The one huge room was thick with smoke and, insofar as this could be determined through the swirls and coils, quite busy. A couple of old men were sitting in front of a complicated pile of ivory tiles, playing Shibo Yangcong-san. He wasn’t sure what they were smoking but, by the looks on their faces, they were happy they’d chosen it.

Rincewind made his way to the fireplace, where a skinny man was tending a cauldron.

He gave him a cheery smile. ‘Good morning! Can I partake of your famous delicacy “Meal A for two People with extra Prawn Cracker”?’

‘Never heard of it.’

‘Um. Then . . . could I see a painful ear . . . a croak of a frog . . . a menu?’

‘What’s a menu, friend?’

Rincewind nodded. He knew what it meant when a stranger called you ‘friend’ like that. No-one who called someone else ‘friend’ was feeling very kindly disposed.

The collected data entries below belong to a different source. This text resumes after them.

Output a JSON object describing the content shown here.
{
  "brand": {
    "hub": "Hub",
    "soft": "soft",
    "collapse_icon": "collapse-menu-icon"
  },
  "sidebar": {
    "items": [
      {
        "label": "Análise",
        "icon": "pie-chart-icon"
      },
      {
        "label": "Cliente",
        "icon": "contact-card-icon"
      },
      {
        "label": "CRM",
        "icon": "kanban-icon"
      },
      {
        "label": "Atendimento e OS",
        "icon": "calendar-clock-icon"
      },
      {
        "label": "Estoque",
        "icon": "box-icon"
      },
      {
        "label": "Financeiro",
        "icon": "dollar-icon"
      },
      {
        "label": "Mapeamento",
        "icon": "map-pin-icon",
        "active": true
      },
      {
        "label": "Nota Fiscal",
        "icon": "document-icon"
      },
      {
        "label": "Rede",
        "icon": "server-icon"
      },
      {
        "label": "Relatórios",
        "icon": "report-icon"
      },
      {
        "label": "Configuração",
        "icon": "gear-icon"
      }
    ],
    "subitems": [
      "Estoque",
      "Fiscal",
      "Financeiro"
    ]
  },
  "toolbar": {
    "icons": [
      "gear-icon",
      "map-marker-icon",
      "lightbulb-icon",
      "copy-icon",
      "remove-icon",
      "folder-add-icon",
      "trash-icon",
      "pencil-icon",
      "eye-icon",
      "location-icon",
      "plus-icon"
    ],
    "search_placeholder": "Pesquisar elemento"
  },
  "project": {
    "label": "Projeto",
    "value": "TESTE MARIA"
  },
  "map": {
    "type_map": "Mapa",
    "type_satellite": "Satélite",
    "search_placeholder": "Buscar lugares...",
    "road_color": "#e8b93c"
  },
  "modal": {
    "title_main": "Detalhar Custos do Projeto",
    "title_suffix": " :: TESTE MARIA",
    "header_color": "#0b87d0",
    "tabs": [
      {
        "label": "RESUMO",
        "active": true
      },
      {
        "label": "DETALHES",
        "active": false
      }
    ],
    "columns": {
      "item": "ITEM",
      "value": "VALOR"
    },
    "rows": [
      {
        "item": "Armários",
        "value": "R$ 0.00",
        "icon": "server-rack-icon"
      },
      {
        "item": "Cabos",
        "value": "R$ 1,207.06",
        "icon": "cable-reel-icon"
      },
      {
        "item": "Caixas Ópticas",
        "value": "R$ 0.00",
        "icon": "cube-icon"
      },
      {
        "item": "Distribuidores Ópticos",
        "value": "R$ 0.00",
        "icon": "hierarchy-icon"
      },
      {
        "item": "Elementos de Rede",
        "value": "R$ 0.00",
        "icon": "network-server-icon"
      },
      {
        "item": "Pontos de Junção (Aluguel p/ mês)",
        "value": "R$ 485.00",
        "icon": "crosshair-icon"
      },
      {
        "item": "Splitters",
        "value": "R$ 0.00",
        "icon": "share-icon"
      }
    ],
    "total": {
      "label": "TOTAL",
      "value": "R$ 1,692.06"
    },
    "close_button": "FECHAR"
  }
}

‘What is there to eat, I meant.’

‘Noodles, boiled cabbage and pork whiskers.’

‘Is that all?’

‘Pork whiskers don’t grow on trees, san.’

‘I’ve been seeing water buffalo all day,’ Rincewind said. ‘Don’t you people ever eat beef?’

The ladle splashed into the cauldron. Somewhere behind him a shibo tile dropped on to the floor. The back of Rincewind’s head prickled under the stares.

‘We don’t serve rebels in this place,’ said the landlord loudly.

Probably too meaty, Rincewind thought. But it seemed to him that the words had been addressed to the world in general rather than to him.

‘Glad to hear it,’ he said, ‘because—’

‘Yes indeed,’ said the landlord, a little louder. ‘No rebels welcome here.’

‘That’s fine by me, because—’

‘If I knew of any rebels I would be certain to alert the authorities,’ the landlord bellowed.

‘I’m not a rebel, I’m just hungry,’ said Rincewind. ‘I’d, er, like a bowlful, please.’

A bowl was filled. Rainbow patterns shimmered on its oily surface.

‘That’ll be half a rhinu,’ said the landlord.

‘You mean you want me to pay before I eat it?’ said Rincewind.

‘You might not want to afterwards, friend.’

A rhinu was more gold than Rincewind had ever owned. He patted his pockets theatrically.

‘In fact, it seems that—’ he began. There was a small thump beside him. What I Did On My Holidays had fallen on to the floor.

‘Yes, thank you, that will do nicely,’ said the landlord to the room at large. He pushed the bowl into Rincewind’s hand and, in one movement, scooped up the booklet and crammed it back into the wizard’s pocket.